Advice on Jails, which ones and in what order

[SuF1X]

Hey all,

Hopefully its a quick one. I have been reading a lot about jails and understand with 11.6 this is something that i will need to go with.

I have a fresh freenas, just burning in the kit and getting my resources ready to start setting it up. Storage side i believe is all sorted.

next i want to set-up the following:

1. Some sort of tool to download shows/movies/music
2. VPN client to route through my downloads. I am planning to use NordVPN or Private Internet Access
3. VPN client to access back into my NAS remotely. (would it be different from 2?)
4. Auto searcher/scarper for movies/shows i heard there are a few out there.
5. Auto rename tool
6. Media library management tool. (Plex? or something else)

Could you kindly suggest which ones i should go ahead with currently as most of the topics i read are form 3-4 years ago, wonder which ones are still well supported.

In which order should i set them up? Possibly there is a few guides you could recommend.

I know there will be a stack of issues with permissions if i make mistakes, i want to read the whole thing before i start setting up.

Any and all help would be much appreciated!

 

[SavageAUS]

For my needs I use plex for streaming, transmission for downloading, radarr for movies and sonarr for tv shows all in iocage jails.
Sickrage and couchpotato also work just as well for me but couchpotato has ceased development. I know this doesn’t help really but hopefully it may point you in the right direction.


Sent from my iPhone using Tapatalk

 

[garm]

At the moment we need to use cli to set up jails in a decent way. You need to read the iocage manual and what ever discussions on the forum around networking. For what software is available to run in Jails have a look at the FreeBSD Ports Collection and the FreeBSD manual on how to work with ports, this will also be cli.
For secure network setup I recommend having a decent firewall acting as a perimeter wall and then segregate services exposed to internet in their own VLAN and Jails. You want to limit access if one of your internet facing services gets breached.
Set up dedicate service users for everything and restrict their access to bare minimum.

You will need a decent ssh client for accessing the FreeNAS machine, restrict root access to ssh and dont allow password authentication.

Roaming communication should be in a secure tunnel, a vpn or something like zerotier. This should not give you universal access to your entire LAN, but restricted to the services you want to be able to manage. It is worth setting up a dedicated ssh server for maintaining others. Work with layers.

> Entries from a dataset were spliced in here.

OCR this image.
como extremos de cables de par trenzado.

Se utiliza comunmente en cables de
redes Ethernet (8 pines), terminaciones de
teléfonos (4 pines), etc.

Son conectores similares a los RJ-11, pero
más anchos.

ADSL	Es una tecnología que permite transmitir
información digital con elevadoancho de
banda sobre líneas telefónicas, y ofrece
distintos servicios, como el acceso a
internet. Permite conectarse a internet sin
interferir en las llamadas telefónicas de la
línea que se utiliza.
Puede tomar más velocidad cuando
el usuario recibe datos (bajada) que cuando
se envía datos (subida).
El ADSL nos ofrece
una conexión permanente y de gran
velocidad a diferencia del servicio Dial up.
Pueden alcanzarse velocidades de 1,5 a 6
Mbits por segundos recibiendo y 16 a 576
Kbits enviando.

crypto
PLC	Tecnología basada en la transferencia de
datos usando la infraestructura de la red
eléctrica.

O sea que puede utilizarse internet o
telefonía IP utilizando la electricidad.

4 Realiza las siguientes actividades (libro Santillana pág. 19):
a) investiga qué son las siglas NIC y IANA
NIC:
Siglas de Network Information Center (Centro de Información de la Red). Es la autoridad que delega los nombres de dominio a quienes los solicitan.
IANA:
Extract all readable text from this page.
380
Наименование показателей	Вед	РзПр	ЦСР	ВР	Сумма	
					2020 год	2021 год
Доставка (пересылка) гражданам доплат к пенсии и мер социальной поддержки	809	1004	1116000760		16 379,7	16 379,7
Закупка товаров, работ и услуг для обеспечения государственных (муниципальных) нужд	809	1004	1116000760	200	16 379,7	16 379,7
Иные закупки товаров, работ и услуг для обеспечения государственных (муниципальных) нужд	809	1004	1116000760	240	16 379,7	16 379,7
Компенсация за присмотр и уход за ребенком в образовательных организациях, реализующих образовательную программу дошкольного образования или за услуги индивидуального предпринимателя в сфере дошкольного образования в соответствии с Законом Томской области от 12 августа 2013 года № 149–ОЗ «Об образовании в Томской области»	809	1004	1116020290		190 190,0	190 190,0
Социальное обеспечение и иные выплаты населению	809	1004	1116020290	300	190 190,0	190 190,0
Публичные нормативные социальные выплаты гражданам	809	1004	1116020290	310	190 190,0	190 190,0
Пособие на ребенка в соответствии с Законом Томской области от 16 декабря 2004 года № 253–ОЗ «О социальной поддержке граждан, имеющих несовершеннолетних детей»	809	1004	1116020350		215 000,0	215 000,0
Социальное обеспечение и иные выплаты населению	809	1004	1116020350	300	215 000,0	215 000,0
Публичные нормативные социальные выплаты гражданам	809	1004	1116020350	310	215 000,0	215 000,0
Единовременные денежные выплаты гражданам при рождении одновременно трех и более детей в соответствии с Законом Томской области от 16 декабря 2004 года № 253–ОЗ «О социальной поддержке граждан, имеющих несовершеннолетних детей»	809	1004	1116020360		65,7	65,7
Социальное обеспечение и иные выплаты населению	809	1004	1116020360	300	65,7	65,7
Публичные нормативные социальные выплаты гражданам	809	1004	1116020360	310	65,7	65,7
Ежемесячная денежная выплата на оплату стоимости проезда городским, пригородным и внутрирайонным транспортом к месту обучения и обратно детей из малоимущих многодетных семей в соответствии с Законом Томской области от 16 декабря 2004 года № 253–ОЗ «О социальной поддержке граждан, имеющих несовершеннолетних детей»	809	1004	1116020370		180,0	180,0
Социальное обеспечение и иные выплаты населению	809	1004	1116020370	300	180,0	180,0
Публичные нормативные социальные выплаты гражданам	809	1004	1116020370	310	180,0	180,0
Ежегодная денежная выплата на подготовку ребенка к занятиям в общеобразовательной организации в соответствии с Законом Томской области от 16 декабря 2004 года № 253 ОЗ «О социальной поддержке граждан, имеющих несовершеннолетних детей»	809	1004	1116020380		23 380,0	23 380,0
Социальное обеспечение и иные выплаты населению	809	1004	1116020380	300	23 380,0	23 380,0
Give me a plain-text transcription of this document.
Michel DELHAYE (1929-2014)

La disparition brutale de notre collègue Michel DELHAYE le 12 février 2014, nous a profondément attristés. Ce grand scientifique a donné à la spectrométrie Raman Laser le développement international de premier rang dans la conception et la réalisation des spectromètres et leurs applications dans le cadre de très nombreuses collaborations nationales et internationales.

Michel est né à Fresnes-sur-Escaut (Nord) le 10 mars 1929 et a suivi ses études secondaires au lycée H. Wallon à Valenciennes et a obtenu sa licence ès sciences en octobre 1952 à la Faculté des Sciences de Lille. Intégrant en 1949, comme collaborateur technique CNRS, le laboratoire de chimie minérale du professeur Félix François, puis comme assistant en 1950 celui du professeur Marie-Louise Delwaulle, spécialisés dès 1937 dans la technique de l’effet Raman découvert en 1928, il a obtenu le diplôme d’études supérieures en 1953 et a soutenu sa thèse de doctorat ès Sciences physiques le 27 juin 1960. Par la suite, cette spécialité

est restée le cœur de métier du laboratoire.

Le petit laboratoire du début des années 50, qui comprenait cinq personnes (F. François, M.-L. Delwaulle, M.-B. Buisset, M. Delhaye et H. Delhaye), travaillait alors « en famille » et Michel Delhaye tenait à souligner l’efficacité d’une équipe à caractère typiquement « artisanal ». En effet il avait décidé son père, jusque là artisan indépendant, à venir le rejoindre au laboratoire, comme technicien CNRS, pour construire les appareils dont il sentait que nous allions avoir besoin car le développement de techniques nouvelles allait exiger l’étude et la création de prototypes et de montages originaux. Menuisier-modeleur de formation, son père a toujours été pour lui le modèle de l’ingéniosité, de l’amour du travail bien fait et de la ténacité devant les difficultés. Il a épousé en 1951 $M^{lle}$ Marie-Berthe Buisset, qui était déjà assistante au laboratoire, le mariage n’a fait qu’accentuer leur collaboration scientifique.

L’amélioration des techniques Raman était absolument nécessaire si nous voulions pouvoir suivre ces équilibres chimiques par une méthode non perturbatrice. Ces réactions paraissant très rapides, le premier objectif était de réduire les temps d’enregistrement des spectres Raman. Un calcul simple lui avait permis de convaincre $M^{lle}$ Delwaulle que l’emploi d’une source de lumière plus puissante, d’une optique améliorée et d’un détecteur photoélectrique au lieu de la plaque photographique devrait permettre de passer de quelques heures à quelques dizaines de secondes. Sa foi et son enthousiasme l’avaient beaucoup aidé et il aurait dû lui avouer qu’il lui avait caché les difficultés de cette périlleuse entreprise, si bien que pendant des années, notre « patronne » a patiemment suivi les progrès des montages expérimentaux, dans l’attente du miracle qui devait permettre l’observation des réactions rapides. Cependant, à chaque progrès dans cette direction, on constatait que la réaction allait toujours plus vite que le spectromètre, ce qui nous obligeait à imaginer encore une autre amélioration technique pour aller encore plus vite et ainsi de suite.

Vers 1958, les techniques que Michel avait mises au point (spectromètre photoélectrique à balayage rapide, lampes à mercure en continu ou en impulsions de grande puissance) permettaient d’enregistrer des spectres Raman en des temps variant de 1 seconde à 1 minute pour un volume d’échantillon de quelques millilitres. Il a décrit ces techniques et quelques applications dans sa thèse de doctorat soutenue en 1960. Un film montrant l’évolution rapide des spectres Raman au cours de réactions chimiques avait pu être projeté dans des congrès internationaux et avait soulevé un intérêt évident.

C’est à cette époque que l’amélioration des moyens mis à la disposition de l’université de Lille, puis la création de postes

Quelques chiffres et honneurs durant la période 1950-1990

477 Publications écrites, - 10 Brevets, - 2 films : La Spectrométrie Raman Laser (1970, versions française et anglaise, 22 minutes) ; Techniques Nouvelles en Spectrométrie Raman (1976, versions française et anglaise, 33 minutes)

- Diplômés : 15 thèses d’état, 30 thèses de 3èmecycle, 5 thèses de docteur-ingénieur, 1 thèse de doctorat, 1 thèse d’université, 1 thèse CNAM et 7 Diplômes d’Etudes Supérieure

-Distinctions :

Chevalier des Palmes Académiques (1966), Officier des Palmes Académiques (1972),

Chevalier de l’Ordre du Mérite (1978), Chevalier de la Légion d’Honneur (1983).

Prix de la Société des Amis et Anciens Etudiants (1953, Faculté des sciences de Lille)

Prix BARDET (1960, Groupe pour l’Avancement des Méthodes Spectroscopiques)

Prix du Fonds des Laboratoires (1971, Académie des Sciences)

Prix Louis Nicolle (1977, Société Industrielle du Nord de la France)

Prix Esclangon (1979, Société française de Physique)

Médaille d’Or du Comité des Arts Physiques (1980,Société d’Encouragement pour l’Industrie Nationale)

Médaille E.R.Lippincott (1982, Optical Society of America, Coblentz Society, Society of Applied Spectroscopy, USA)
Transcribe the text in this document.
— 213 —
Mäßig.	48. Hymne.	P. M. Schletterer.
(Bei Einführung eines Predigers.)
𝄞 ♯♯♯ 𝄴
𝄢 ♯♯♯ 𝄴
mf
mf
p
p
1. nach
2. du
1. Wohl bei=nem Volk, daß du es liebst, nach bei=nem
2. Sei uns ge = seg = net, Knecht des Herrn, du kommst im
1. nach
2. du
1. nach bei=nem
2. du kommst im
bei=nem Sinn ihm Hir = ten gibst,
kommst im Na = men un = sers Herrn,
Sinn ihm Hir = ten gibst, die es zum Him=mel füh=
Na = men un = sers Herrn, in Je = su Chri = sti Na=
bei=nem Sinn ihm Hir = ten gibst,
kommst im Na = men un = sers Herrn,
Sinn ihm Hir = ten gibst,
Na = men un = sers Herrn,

There are how-to's on the forum for setting up VPN clients in jails for outgoing traffic, incoming traffic should be handled by your firewall or equivalent perimeter device. Do not trust ISP supplied gear, roll your own. pfSense and others are here to help.

 

[SuF1X]

For my needs I use plex for streaming, transmission for downloading, radarr for movies and sonarr for tv shows all in iocage jails.
Sickrage and couchpotato also work just as well for me but couchpotato has ceased development. I know this doesn’t help really but hopefully it may point you in the right direction.

Thanks.

Does Sonarr/Radarr do automatic downloads for pre determined parameters?

Also do you have VPN built in?

 

[SuF1X]

At the moment we need to use cli to set up jails in a decent way. You need to read the iocage manual and what ever discussions on the forum around networking. For what software is available to run in Jails have a look at the FreeBSD Ports Collection and the FreeBSD manual on how to work with ports, this will also be cli.
For secure network setup I recommend having a decent firewall acting as a perimeter wall and then segregate services exposed to internet in their own VLAN and Jails. You want to limit access if one of your internet facing services gets breached.

great advice. my topology will be: router with firewall. then vlans as described. internal and external things will be separate via network.

Roaming communication should be in a secure tunnel, a vpn or something like zerotier. This should not give you universal access to your entire LAN, but restricted to the services you want to be able to manage. It is worth setting up a dedicated ssh server for maintaining others. Work with layers.

can you elaborate a little? i am planning to be the only one who would access remotely using VPN. what client should i use? or should i focus on my router tech?